Se lo ascoltiamo, il nostro istinto in apparenza irrazionale ci porta dove mai avremmo pensato. Non basta qualche esperienza di volontariato internazionale durante gli anni di università per spiegare razionalmente la scelta di trasferirsi in Sud Sudan presa 11 anni fa dal comasco Matteo Perotti. Dev’esserci, a giustificarla, qualcosa di più imponderabile. «Ho fatto un dottorato in ingegneria e quando sono arrivato a Wau, in Sud Sudan, si aspettavano che volessi svolgere un lavoro coerente con i miei studi. È finita che ho fatto di tutto», racconta a un gruppo di persone riunite prima di Natale a Casa Nazareth, a Como.

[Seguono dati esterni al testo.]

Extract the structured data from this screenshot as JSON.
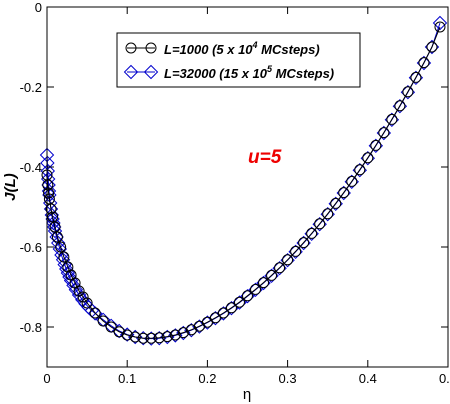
{
  "colors": {
    "series_1": "#000000",
    "series_2": "#0000cc",
    "annotation": "#ee0000"
  },
  "chart_data": {
    "type": "line",
    "xlabel": "η",
    "ylabel": "J(L)",
    "xlim": [
      0,
      0.5
    ],
    "ylim": [
      -0.9,
      0
    ],
    "x_ticks": [
      0,
      0.1,
      0.2,
      0.3,
      0.4,
      0.5
    ],
    "x_tick_labels": [
      "0",
      "0.1",
      "0.2",
      "0.3",
      "0.4",
      "0.5"
    ],
    "y_ticks": [
      0,
      -0.2,
      -0.4,
      -0.6,
      -0.8
    ],
    "y_tick_labels": [
      "0",
      "-0.2",
      "-0.4",
      "-0.6",
      "-0.8"
    ],
    "grid": false,
    "legend_position": "top-center",
    "legend": {
      "items": [
        {
          "marker": "circle",
          "pre": "L=1000 (5 x 10",
          "sup": "4",
          "post": " MCsteps)"
        },
        {
          "marker": "diamond",
          "pre": "L=32000 (15 x 10",
          "sup": "5",
          "post": " MCsteps)"
        }
      ]
    },
    "annotation": "u=5",
    "series": [
      {
        "marker": "circle",
        "x": [
          0.0,
          0.001,
          0.002,
          0.003,
          0.005,
          0.007,
          0.01,
          0.013,
          0.017,
          0.021,
          0.026,
          0.03,
          0.035,
          0.04,
          0.045,
          0.05,
          0.06,
          0.07,
          0.08,
          0.09,
          0.1,
          0.11,
          0.12,
          0.13,
          0.14,
          0.15,
          0.16,
          0.17,
          0.18,
          0.19,
          0.2,
          0.21,
          0.22,
          0.23,
          0.24,
          0.25,
          0.26,
          0.27,
          0.28,
          0.29,
          0.3,
          0.31,
          0.32,
          0.33,
          0.34,
          0.35,
          0.36,
          0.37,
          0.38,
          0.39,
          0.4,
          0.41,
          0.42,
          0.43,
          0.44,
          0.45,
          0.46,
          0.47,
          0.48,
          0.49
        ],
        "y": [
          -0.42,
          -0.445,
          -0.465,
          -0.48,
          -0.505,
          -0.525,
          -0.55,
          -0.575,
          -0.6,
          -0.625,
          -0.65,
          -0.67,
          -0.69,
          -0.71,
          -0.725,
          -0.74,
          -0.765,
          -0.785,
          -0.8,
          -0.812,
          -0.82,
          -0.825,
          -0.828,
          -0.828,
          -0.827,
          -0.824,
          -0.82,
          -0.814,
          -0.807,
          -0.798,
          -0.788,
          -0.777,
          -0.765,
          -0.752,
          -0.738,
          -0.722,
          -0.706,
          -0.689,
          -0.671,
          -0.652,
          -0.632,
          -0.611,
          -0.589,
          -0.566,
          -0.542,
          -0.517,
          -0.491,
          -0.464,
          -0.436,
          -0.407,
          -0.377,
          -0.346,
          -0.314,
          -0.281,
          -0.247,
          -0.212,
          -0.176,
          -0.139,
          -0.1,
          -0.05
        ]
      },
      {
        "marker": "diamond",
        "x": [
          0.0,
          0.0005,
          0.001,
          0.0015,
          0.002,
          0.0025,
          0.003,
          0.004,
          0.005,
          0.006,
          0.007,
          0.008,
          0.009,
          0.01,
          0.012,
          0.014,
          0.016,
          0.018,
          0.02,
          0.022,
          0.024,
          0.026,
          0.028,
          0.03,
          0.033,
          0.036,
          0.04,
          0.044,
          0.048,
          0.052,
          0.056,
          0.06,
          0.07,
          0.08,
          0.09,
          0.1,
          0.11,
          0.12,
          0.13,
          0.14,
          0.15,
          0.16,
          0.17,
          0.18,
          0.19,
          0.2,
          0.21,
          0.22,
          0.23,
          0.24,
          0.25,
          0.26,
          0.27,
          0.28,
          0.29,
          0.3,
          0.31,
          0.32,
          0.33,
          0.34,
          0.35,
          0.36,
          0.37,
          0.38,
          0.39,
          0.4,
          0.41,
          0.42,
          0.43,
          0.44,
          0.45,
          0.46,
          0.47,
          0.48,
          0.49
        ],
        "y": [
          -0.37,
          -0.39,
          -0.41,
          -0.43,
          -0.445,
          -0.46,
          -0.47,
          -0.49,
          -0.505,
          -0.52,
          -0.53,
          -0.54,
          -0.55,
          -0.56,
          -0.575,
          -0.59,
          -0.605,
          -0.62,
          -0.632,
          -0.644,
          -0.655,
          -0.665,
          -0.675,
          -0.684,
          -0.696,
          -0.707,
          -0.72,
          -0.732,
          -0.742,
          -0.751,
          -0.759,
          -0.766,
          -0.782,
          -0.797,
          -0.81,
          -0.819,
          -0.825,
          -0.828,
          -0.829,
          -0.828,
          -0.825,
          -0.821,
          -0.815,
          -0.808,
          -0.799,
          -0.789,
          -0.778,
          -0.766,
          -0.753,
          -0.739,
          -0.723,
          -0.707,
          -0.69,
          -0.672,
          -0.653,
          -0.633,
          -0.612,
          -0.59,
          -0.567,
          -0.543,
          -0.518,
          -0.492,
          -0.465,
          -0.437,
          -0.408,
          -0.378,
          -0.347,
          -0.315,
          -0.282,
          -0.248,
          -0.213,
          -0.177,
          -0.14,
          -0.1,
          -0.04
        ]
      }
    ]
  }
}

L’occasione, oltre al ritorno di Matteo nella città in cui è nato e cresciuto, è la decisione della Caritas diocesana di Como di proporre una raccolta fondi d’avvento a favore dell’ospedale fondato a Wau dai missionari comboniani, il Comboni Hospital, che è diventato un riferimento per tutto l’Ovest del Paese, aiutando in particolare le famiglie più povere. L’area cui l’ospedale si rivolge è sproporzionata rispetto alle sue dimensioni: 100 letti, per una regione da dove, in un solo mese, arrivano più di 270 donne per partorire. «In Sud Sudan muoiono 1150 donne ogni 100mila parti: un tasso di morte per parto tra i più alti al mondo. Alcune di loro arrivano in ospedale con un’emorragia in corso che si protrae già da giorni, arrivano trasportate dai familiari su barelle improvvisate, oppure in motocicletta. Ci sono tanti casi di infezioni e setticemia avanzata e ho visto morire alcune delle mie studentesse durante il parto. Ma in Sud Sudan si è abituati alla morte, lo dicono sempre tutti: quando si nasce, si muore».

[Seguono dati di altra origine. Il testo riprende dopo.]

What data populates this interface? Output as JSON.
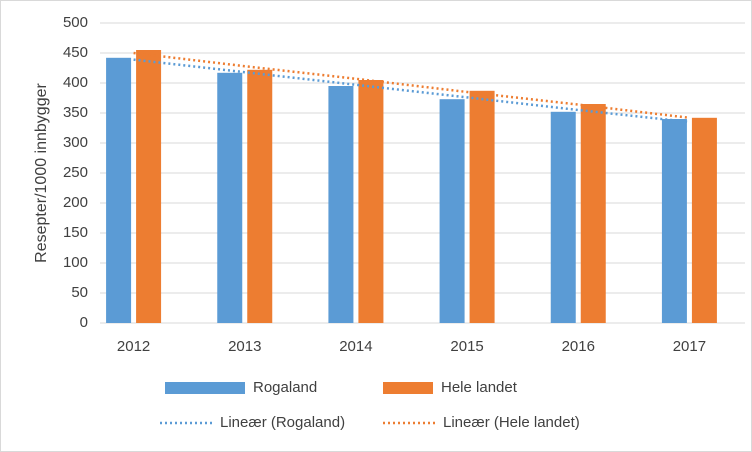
{
  "chart_data": {
    "type": "bar",
    "y_label": "Resepter/1000 innbygger",
    "categories": [
      "2012",
      "2013",
      "2014",
      "2015",
      "2016",
      "2017"
    ],
    "series": [
      {
        "name": "Rogaland",
        "color": "#5b9bd5",
        "values": [
          442,
          417,
          395,
          373,
          352,
          340
        ]
      },
      {
        "name": "Hele landet",
        "color": "#ed7d31",
        "values": [
          455,
          422,
          405,
          387,
          365,
          342
        ]
      },
      {
        "name": "Lineær (Rogaland)",
        "color": "#5b9bd5",
        "type": "line",
        "style": "dotted",
        "values": [
          439,
          418,
          397,
          376,
          355,
          335
        ]
      },
      {
        "name": "Lineær (Hele landet)",
        "color": "#ed7d31",
        "type": "line",
        "style": "dotted",
        "values": [
          450,
          428,
          407,
          385,
          364,
          342
        ]
      }
    ],
    "ylim": [
      0,
      500
    ],
    "yticks": [
      0,
      50,
      100,
      150,
      200,
      250,
      300,
      350,
      400,
      450,
      500
    ],
    "grid": true
  }
}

L’inflazione e il futuro incerto

Le condizioni già precarie del sistema sanitario nazionale sono rese ancora più complesse da una galoppante crisi economica, con l’inflazione che flagella la regione ormai dai anni, e l’arrivo di nuovi profughi dal Darfur, dopo l’inizio della guerra in Sudan. «Sappiamo che lì sono sempre più le donne violentate che hanno bisogno di assistenza sanitaria: è un modo di fare la guerra radicato, utilizzato nella convinzione che stuprare le donne possa essere un modo per “annacquare” la cultura dell’avversario». Da quando, nel 2011, il Sud Sudan si è reso indipendente dal Sudan, (dopo una serie di scontri iniziati nel 1972 e che avevano già portato alla conquista di un’autonomia poi abolita nel 1983), il Paese non ha mai affrontato delle vere e proprie elezioni, ma alla fine del 2024 arriverà finalmente anche per i sud sudanesi il momento di votare.

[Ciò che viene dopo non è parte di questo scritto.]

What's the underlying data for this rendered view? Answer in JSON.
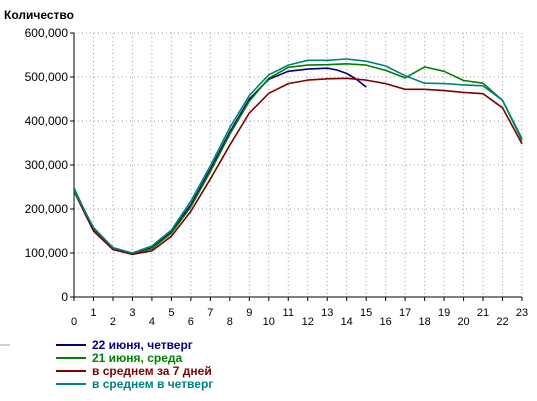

Matteo è collaboratore volontario anche di una radio cattolica locale e si è posto l’obiettivo di creare quanta più informazione possibile, nonostante l’alto tasso di analfabetizzazione (tra le donne raggiunge l’87%) in vista delle elezioni, ma in diversi luoghi il segnale radio non arriva nemmeno. Da molti sud sudanesi poi le elezioni sono considerate una possibile causa di guerra civile, come accaduto nel 2013, con lo scoppio di un conflitto etnico terminato solo nel 2020. «Avevo cinquant’anni quando ho lasciato l’Italia, mi è costato farlo - spiega Matteo - Mi sono sentito come un albero che raccoglie tutte le proprie radici e se ne va. Era un’esigenza che sentivo da tempo». Per rispondere a quell’esigenza Matteo non ha voluto mezze misure: «La scelta è stata quella di vivere in mezzo alla gente: nel loro mondo vedo le cose sempre più con il loro punto di vista».

La vita a Wau

Una scelta senza sconti, che lo costringe a far fronte in prima persona alle tantissime difficoltà con cui chi è nato e vive in quell’area quotidianamente si confronta. «Qui gli stipendi sono molto bassi, anche per chi, come me, lavora nell’istruzione, tra i 13 e i 20 dollari. L’aspetto più difficile da gestire è la spesa mensile: per via dell’inflazione, dovuta a un’economia debolissima che ha fatto arricchire pochi e morire molti, prima della fine del mese i soldi guadagnati all’inizio non valgono più niente. Bisogna essere bravi a comprare quello che serve e tenere da parte qualcosa per le emergenze. È una nazione usurante, nel senso che è difficile porsi obiettivi e vederli realizzati. Per me oggi però è casa».

Le due raccolte fondi (una proprio per il Comboni Hospital di Wau) per il Sud Sudan realizzate durante l’Avvento 2023 dalla Caritas diocesana di Como e oggi ancora aperte, hanno raggiunto al 31 dicembre la cifra di 24mila euro.